Page Banner

United States Department of Agriculture

Agricultural Research Service

Research Project: Antioxidant Polyphenols in Impaired Brain and Heart Functions Associated with Obesity and Metabolic Diseases

Location: Diet, Genomics and Immunology Lab

Title: Characterization of the metabolic and physiologic response to chromium supplementation in subjects with type 2 diabetes mellitus

Authors
item Cafalu, William -
item Rood, Jennifer -
item Pinsonat, Patricia -
item Qin, Jianhua -
item Sereda, O -
item Levitan, Lillian -
item Anderson, Richard
item Zhang, Xian -
item Martin, J -
item Martin, Corby -
item Wang, Z -
item Newcomer, B -

Submitted to: Metabolism
Publication Type: Peer Reviewed Journal
Publication Acceptance Date: September 25, 2009
Publication Date: May 5, 2010
Citation: Cafalu, W.T., Rood, J., Pinsonat, P., Qin, J., Sereda, O., Levitan, L., Anderson, R.A., Zhang, X.H., Martin, J.M., Martin, C.K., Wang, Z.Q., Newcomer, B. 2010. Characterization of the metabolic and physiologic response to chromium supplementation in subjects with type 2 diabetes mellitus. Metabolism. 59(3):755-762.

Interpretive Summary: Several studies have demonstrated the beneficial effects of chromium (Cr) on glucose and fat; however, not all people respond to supplemental Cr. The objective of this study was to provide a comprehensive evaluation of Cr supplementation on metabolic and physical parameters in subjects with Type 2 diabetes (type 2 DM) and evaluate changes in “responders” and “non-responders”. After testing to assess blood sugar and fat, insulin sensitivity, Cr status, and body composition, 137 subjects were randomized in a double-blind fashion to placebo or 1,000 µg of Cr for 6 months. Insulin sensitivity was negatively correlated to fat found in the muscle and liver. Specific muscle fats were significantly lower in subjects randomized to Cr. “Responders”, defined as those with changes in insulin sensitivity greater than 10%, had significantly lower insulin sensitivity and higher fasting glucose levels when compared to placebo and “non-responders”, i.e., insulin sensitivity change was less than 10%. Clinical response was significantly correlated to the baseline insulin sensitivity and fasting glucose values.
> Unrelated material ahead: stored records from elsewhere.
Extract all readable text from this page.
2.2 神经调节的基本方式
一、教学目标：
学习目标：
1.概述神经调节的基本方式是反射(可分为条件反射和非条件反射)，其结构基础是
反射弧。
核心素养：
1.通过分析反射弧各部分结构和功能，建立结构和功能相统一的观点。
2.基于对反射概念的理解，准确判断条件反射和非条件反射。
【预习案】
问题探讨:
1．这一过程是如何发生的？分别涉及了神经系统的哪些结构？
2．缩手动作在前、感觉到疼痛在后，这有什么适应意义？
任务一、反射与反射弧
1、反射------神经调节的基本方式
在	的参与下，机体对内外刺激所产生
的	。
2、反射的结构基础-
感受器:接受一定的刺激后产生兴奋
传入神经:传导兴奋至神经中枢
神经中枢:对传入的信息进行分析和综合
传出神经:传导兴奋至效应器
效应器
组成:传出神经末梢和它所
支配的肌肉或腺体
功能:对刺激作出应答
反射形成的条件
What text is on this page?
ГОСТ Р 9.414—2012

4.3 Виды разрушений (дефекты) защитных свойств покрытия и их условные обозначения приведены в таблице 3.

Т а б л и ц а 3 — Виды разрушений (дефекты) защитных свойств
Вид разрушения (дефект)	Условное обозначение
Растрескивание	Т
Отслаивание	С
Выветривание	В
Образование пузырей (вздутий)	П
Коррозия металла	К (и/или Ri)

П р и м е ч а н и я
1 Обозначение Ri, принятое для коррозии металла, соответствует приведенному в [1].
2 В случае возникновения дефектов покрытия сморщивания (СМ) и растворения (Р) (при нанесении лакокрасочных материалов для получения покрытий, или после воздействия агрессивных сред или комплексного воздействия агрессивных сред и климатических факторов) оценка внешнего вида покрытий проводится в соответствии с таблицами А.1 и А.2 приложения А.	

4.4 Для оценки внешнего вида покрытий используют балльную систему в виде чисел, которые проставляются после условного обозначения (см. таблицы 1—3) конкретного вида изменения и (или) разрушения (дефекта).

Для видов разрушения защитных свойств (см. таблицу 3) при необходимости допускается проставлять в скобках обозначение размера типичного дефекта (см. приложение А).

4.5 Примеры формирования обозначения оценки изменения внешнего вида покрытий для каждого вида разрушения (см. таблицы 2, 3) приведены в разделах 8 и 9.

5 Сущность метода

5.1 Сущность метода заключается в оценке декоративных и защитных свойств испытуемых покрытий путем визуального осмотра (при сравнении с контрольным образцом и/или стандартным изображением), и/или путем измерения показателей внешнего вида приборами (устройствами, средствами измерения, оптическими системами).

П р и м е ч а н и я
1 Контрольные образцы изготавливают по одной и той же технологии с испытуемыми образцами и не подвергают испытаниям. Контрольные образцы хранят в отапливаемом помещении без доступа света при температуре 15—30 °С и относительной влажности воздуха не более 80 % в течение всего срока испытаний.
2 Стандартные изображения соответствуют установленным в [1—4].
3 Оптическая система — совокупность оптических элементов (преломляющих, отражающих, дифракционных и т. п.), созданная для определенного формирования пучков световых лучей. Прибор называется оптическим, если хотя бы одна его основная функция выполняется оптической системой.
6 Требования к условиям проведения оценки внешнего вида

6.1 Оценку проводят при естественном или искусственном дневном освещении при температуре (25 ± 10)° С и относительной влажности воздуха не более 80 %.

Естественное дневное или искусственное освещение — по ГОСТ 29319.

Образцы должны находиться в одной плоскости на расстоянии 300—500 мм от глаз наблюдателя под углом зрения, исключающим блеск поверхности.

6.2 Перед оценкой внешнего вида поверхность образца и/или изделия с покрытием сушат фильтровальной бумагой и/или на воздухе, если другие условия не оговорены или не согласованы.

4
Cr did not alter hepatic glucose production, body weight, or fat distribution. In conclusion, clinical response to Cr is more likely in insulin-resistant individuals with more elevated fasting glucose levels. Cr may reduce cellular lipid content and enhance insulin sensitivity in subjects with type 2 DM independent of effects on weight or liver glucose production. Thus, modulation of lipid metabolism by Cr in peripheral tissues may represent a novel mechanism of action. This work should be of benefit to the millions of people who have type 2 DM as well as those who are prediabetic as a potential means to alleviate the time of onset and severity of type 2 DM.

Technical Abstract: The objective of this study was to provide a comprehensive evaluation of chromium (Cr) supplementation on metabolic, physiologic, and phenotypic parameters in subjects with Type 2 DM and evaluate changes in “responders” and “non-responders”. After pre-intervention testing to assess glycemia, insulin sensitivity, Cr status, and body composition, 137 subjects were randomized in a double-blind fashion to a placebo or 1,000 µg Cr for 6 months. A sub-study was performed to evaluate 24-hour energy balance/substrate oxidation, and myocellular/intra-hepatic lipid content. Insulin sensitivity was negatively correlated to soleus and tibialis muscle intramyocellular lipids and intra-hepatic lipid content. Myocellular lipids were significantly lower in subjects randomized to Cr. At pre-intervention, “responders”, defined as those with an insulin sensitivity change > 10%, had significantly lower insulin sensitivity and higher fasting glucose and A1c when compared to placebo and “non-responders”, i.e., insulin sensitivity change < 10%. Clinical response was significantly correlated (p < 0.001) to the baseline insulin sensitivity, fasting glucose, and A1c. Cr did not alter hepatic glucose production, body weight, or fat distribution. In conclusion, clinical response to Cr is more likely in insulin- resistant individuals with more elevated fasting glucose and A1c levels. Cr may reduce myocellular lipid content and enhance insulin sensitivity in subjects with type 2 DM independent of effects on weight or hepatic glucose production. Thus, modulation of lipid metabolism by Cr in peripheral tissues may represent a novel mechanism of action.